Elle peine à se débarrasser d’un génie du vent qui la tourmente, trouve la fameuse lampe magique d’Aladin et la balance dans la mer. « Eh, c’est pas une poubelle ! » crie un baigneur. L’escapade est alors interrompue par un message de son père le Vizir qui lui donne rendez-vous dans la grande roue. Et là se pose la question de comment naissent les histoires.

« Ô roi bienheureux, quarante ans après la Révolution des Œillets, dans les anciens bidonvilles de Lisbonne, il y avait une communauté d’hommes ensorcelés qui se dédiaient, avec passion et vigueur, à apprendre à chanter à leurs oiseaux… »

Et là commence la très longue histoire des pinsonneurs et des pinsons captifs. «  Les types [explique le réalisateur] qui élèvent des pinsons dans les bidonvilles de la périphérie de Lisbonne et les entraînent pour des concours de chant [sont] des personnages très rock’n’roll, avec qui nous avons mené près de cent cinquante heures d’interviews et qui me donnaient l’impression d’être dans un film de John Carpenter. Ils me faisaient entrer dans un monde codé, secret et clandestin, puisque leur pratique est illégale. Ces personnages m’évoquent le rock de Springsteen et les livres de Borges. Ils vivent en marge de la société, personne ne sait qu’ils existent. » On peut dire qu’ils rejoignent en cela le personnage de sans tripes du deuxième volume.

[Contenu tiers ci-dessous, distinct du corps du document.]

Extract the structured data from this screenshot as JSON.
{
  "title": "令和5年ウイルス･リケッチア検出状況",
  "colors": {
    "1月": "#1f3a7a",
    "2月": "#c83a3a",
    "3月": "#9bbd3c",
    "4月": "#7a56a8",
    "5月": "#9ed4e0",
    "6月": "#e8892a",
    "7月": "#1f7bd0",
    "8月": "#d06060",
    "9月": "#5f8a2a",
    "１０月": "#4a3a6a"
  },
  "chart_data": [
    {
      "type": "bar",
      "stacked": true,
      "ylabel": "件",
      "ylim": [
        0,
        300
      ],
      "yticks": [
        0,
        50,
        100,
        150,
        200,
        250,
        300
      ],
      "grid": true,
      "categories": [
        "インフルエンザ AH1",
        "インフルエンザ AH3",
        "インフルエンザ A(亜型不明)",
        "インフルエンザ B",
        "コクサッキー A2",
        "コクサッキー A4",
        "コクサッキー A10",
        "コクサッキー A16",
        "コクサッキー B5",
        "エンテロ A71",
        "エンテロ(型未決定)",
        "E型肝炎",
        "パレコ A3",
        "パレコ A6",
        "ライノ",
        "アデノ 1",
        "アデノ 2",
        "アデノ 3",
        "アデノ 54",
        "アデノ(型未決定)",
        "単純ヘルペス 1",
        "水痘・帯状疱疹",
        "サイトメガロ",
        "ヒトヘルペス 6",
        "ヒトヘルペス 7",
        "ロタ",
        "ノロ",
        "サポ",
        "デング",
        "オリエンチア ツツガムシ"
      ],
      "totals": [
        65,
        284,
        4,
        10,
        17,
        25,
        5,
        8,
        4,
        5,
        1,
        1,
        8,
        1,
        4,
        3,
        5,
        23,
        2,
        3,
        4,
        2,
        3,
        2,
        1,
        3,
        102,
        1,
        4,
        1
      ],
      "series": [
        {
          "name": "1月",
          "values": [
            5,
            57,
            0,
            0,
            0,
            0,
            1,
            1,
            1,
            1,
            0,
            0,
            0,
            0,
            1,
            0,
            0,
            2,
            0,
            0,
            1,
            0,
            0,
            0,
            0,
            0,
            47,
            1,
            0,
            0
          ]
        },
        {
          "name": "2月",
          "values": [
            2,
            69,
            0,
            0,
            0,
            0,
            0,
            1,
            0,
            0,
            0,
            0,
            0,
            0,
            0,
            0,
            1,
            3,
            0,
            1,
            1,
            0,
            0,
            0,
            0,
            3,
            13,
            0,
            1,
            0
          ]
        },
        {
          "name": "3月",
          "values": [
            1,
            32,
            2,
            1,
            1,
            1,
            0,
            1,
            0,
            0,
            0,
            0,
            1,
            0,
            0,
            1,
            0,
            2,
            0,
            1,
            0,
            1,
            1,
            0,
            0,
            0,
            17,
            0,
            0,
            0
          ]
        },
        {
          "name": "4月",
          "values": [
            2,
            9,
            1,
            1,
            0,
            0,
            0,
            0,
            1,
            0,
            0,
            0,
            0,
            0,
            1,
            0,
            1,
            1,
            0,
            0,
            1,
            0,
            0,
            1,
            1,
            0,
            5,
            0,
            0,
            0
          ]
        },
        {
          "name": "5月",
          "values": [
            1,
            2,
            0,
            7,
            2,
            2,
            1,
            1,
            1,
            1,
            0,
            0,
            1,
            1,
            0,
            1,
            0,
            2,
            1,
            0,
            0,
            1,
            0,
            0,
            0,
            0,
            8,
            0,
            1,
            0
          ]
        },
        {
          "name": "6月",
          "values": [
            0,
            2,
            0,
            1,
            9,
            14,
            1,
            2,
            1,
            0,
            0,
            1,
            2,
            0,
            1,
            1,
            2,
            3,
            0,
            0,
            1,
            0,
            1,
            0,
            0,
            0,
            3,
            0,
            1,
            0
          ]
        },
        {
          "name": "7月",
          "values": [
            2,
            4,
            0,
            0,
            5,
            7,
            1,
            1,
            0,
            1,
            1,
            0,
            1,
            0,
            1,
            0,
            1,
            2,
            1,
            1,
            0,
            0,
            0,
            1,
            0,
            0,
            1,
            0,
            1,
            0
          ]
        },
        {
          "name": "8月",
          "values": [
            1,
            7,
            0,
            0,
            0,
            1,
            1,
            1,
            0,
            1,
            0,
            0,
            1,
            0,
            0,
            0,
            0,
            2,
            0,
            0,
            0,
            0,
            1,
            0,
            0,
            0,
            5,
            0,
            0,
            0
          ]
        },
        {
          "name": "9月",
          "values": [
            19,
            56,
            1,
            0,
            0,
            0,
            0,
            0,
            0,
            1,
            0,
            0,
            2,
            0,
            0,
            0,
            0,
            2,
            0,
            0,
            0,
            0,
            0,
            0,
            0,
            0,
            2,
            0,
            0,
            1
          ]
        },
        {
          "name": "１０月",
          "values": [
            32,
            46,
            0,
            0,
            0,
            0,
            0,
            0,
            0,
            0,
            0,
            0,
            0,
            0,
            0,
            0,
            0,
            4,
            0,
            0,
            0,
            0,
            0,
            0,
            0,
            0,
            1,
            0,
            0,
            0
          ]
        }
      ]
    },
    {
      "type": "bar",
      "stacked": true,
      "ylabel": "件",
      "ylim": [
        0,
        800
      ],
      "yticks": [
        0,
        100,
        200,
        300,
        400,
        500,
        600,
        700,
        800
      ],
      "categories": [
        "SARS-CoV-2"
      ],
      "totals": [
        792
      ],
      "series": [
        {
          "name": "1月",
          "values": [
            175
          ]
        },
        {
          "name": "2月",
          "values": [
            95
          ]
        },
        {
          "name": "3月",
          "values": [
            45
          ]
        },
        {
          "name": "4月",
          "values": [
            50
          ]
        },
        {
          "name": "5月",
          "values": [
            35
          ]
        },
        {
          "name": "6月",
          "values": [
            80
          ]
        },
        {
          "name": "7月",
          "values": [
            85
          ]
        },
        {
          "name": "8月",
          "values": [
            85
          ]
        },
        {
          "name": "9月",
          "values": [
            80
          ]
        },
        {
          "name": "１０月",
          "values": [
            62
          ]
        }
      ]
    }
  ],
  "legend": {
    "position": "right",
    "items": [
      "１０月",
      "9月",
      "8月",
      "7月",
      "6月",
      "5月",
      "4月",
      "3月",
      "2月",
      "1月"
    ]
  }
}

Trop long ? Peut-être. La fascination de Miguel Gomes, pétri d’idées visuelles et narratives, semble vouloir laisser vagabonder le film au gré des rencontres, des situations et des personnages… Tout comme dans les Mille et une nuits. Il a capté le processus des Nuits et construit lui-même une vaste fable sur la crise sociale et les remèdes technocrates et drastiques des
« hommes qui bandent » : c’est-à-dire l’austérité.

Les Mille et une nuits, ce sont des aller-retours entre la réalité la plus crue et l’imagination la plus foutraque. La Schéhérazade de Miguel Gomes serait à la fois conteuse, observatrice et rebelle. L’Inquiet, Le Désolé, L’Enchanté… Trois films, trois volumes de l’histoire d’un peuple mécontent, qui n’a pas oublié la lutte et la révolution après quarante ans.

Les Mille et une nuits : l’Inquiet est actuellement sur les écrans, le second volume, le Désolé, sort le 29 juillet, et enfin, l’Enchanté, troisième volume, le 26 août.